COGNITIVE_ACTIONS_EXECUTE_URL = "https://api.cognitiveactions.com/actions/execute"  # Hypothetical endpoint

action_id = "27b6334a-f58d-4673-8f8b-5a9e3614fabf"  # Action ID for Generate Images with Nebul.Redmond Model

# Construct the input payload based on the action's requirements
payload = {
    "width": 1024,
    "height": 1024,
    "prompt": "masterpiece, high quality, ultra good, this is the good stuff, best prompt ever, portrait of a woman, freckles, ginger",
    "scheduler": "K_EULER",
    "guidanceScale": 7.5,
    "applyWatermark": True,
    "negativePrompt": "long torso, tall, bad quality, worst quality, normal quality, elderly, old, granny, 3d, sfm, text, watermark, low-quality, signature, moiré pattern, downsampling, distorted, blurry, glossy, blur, jpeg artifacts, compression artifacts, poorly drawn, low-resolution, bad, distortion, twisted, excessive, exaggerated pose, exaggerated limbs, grainy, symmetrical, duplicate, error, pattern, beginner, pixelated, fake, hyper, glitch, overexposed, high-contrast, bad-contrast",
    "numberOfOutputs": 1,
    "numberOfInferenceSteps": 40
}

headers = {
    "Authorization": f"Bearer {COGNITIVE_ACTIONS_API_KEY}",
    "Content-Type": "application/json"
}

try:
    response = requests.post(
        COGNITIVE_ACTIONS_EXECUTE_URL,
        headers=headers,
        json={"action_id": action_id, "inputs": payload}  # Hypothetical structure
    )
    response.raise_for_status()  # Raise an exception for bad status codes (4xx or 5xx)
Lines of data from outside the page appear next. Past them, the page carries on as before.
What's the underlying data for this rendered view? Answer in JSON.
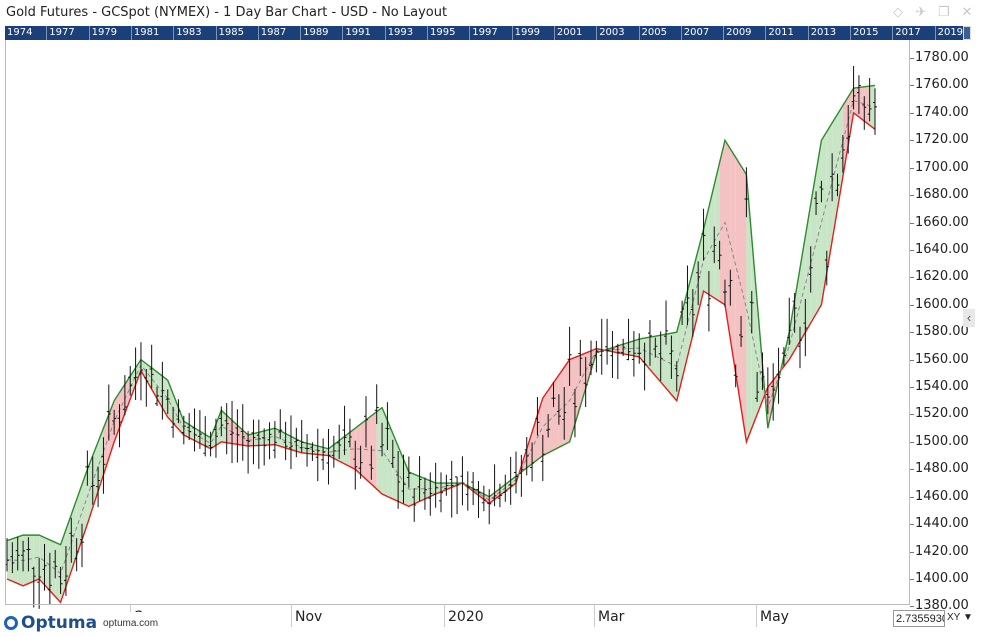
{
  "window": {
    "title": "Gold Futures - GCSpot (NYMEX) - 1 Day Bar Chart - USD - No Layout",
    "icons": [
      "diamond-icon",
      "pin-icon",
      "restore-icon",
      "close-icon"
    ]
  },
  "timeline": {
    "years": [
      "1974",
      "1977",
      "1979",
      "1981",
      "1983",
      "1985",
      "1987",
      "1989",
      "1991",
      "1993",
      "1995",
      "1997",
      "1999",
      "2001",
      "2003",
      "2005",
      "2007",
      "2009",
      "2011",
      "2013",
      "2015",
      "2017",
      "2019"
    ]
  },
  "branding": {
    "name": "Optuma",
    "url": "optuma.com"
  },
  "cursor_readout": {
    "value": "2.7355930",
    "xy_label": "XY",
    "arrow": "▼"
  },
  "side_toggle": "‹",
  "colors": {
    "bull_fill": "#c8e6c6",
    "bull_line": "#2e8b2e",
    "bear_fill": "#f4c2c2",
    "bear_line": "#e0201e",
    "bars": "#111111",
    "timeline_bg": "#1b3f78"
  },
  "chart_data": {
    "type": "ohlc_bar",
    "symbol": "GCSpot (NYMEX)",
    "interval": "1 Day",
    "currency": "USD",
    "y_axis": {
      "labels": [
        "1380.00",
        "1400.00",
        "1420.00",
        "1440.00",
        "1460.00",
        "1480.00",
        "1500.00",
        "1520.00",
        "1540.00",
        "1560.00",
        "1580.00",
        "1600.00",
        "1620.00",
        "1640.00",
        "1660.00",
        "1680.00",
        "1700.00",
        "1720.00",
        "1740.00",
        "1760.00",
        "1780.00"
      ],
      "range": [
        1385,
        1790
      ]
    },
    "x_axis": {
      "labels": [
        "Sep",
        "Nov",
        "2020",
        "Mar",
        "May"
      ]
    },
    "band": {
      "upper_x": [
        0,
        3,
        6,
        10,
        15,
        20,
        25,
        30,
        33,
        38,
        40,
        45,
        50,
        55,
        60,
        65,
        70,
        75,
        80,
        85,
        90,
        95,
        100,
        105,
        110,
        118,
        125,
        130,
        134,
        138,
        142,
        146,
        152,
        158,
        162
      ],
      "upper_y": [
        1428,
        1432,
        1432,
        1425,
        1480,
        1530,
        1560,
        1545,
        1515,
        1503,
        1523,
        1505,
        1510,
        1500,
        1495,
        1510,
        1525,
        1478,
        1470,
        1470,
        1460,
        1475,
        1490,
        1500,
        1565,
        1575,
        1580,
        1655,
        1720,
        1695,
        1510,
        1580,
        1720,
        1758,
        1760
      ],
      "lower_x": [
        0,
        3,
        6,
        10,
        15,
        20,
        25,
        30,
        33,
        38,
        40,
        45,
        50,
        55,
        60,
        65,
        70,
        75,
        80,
        85,
        90,
        95,
        100,
        105,
        110,
        118,
        125,
        130,
        134,
        138,
        142,
        146,
        152,
        158,
        162
      ],
      "lower_y": [
        1400,
        1395,
        1400,
        1383,
        1440,
        1500,
        1552,
        1518,
        1505,
        1495,
        1500,
        1497,
        1498,
        1492,
        1490,
        1480,
        1462,
        1453,
        1462,
        1470,
        1455,
        1470,
        1532,
        1560,
        1568,
        1562,
        1530,
        1610,
        1600,
        1500,
        1540,
        1560,
        1600,
        1740,
        1728
      ],
      "mid_y": [
        1414,
        1413,
        1416,
        1404,
        1460,
        1515,
        1556,
        1531,
        1510,
        1499,
        1511,
        1501,
        1504,
        1496,
        1492,
        1495,
        1493,
        1465,
        1466,
        1470,
        1457,
        1472,
        1511,
        1530,
        1566,
        1568,
        1555,
        1632,
        1660,
        1597,
        1525,
        1570,
        1660,
        1749,
        1744
      ]
    }
  }
}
    result = response.json()
    print("Action executed successfully:")
    print(json.dumps(result, indent=2))

except requests.exceptions.RequestException as e:
    print(f"Error executing action {action_id}: {e}")
    if e.response is not None:
        print(f"Response status: {e.response.status_code}")
        try:
            print(f"Response body: {e.response.json()}")
        except json.JSONDecodeError:
            print(f"Response body: {e.response.text}")

In this code:

  • Replace the COGNITIVE_ACTIONS_API_KEY and COGNITIVE_ACTIONS_EXECUTE_URL with your actual API key and endpoint.
  • The action_id corresponds to the "Generate Images with Nebul.Redmond Model".
  • The payload is structured according to the input schema, ensuring you provide all necessary parameters.

Conclusion

The Nebul.Redmond Cognitive Action offers developers a robust tool for generating high-quality images with ease. By understanding the action's input requirements and output structure, you can quickly integrate this functionality into your applications. With its flexibility and power, the potential use cases are vast—from creating artwork and illustrations to enhancing user-generated content. Start exploring the possibilities today!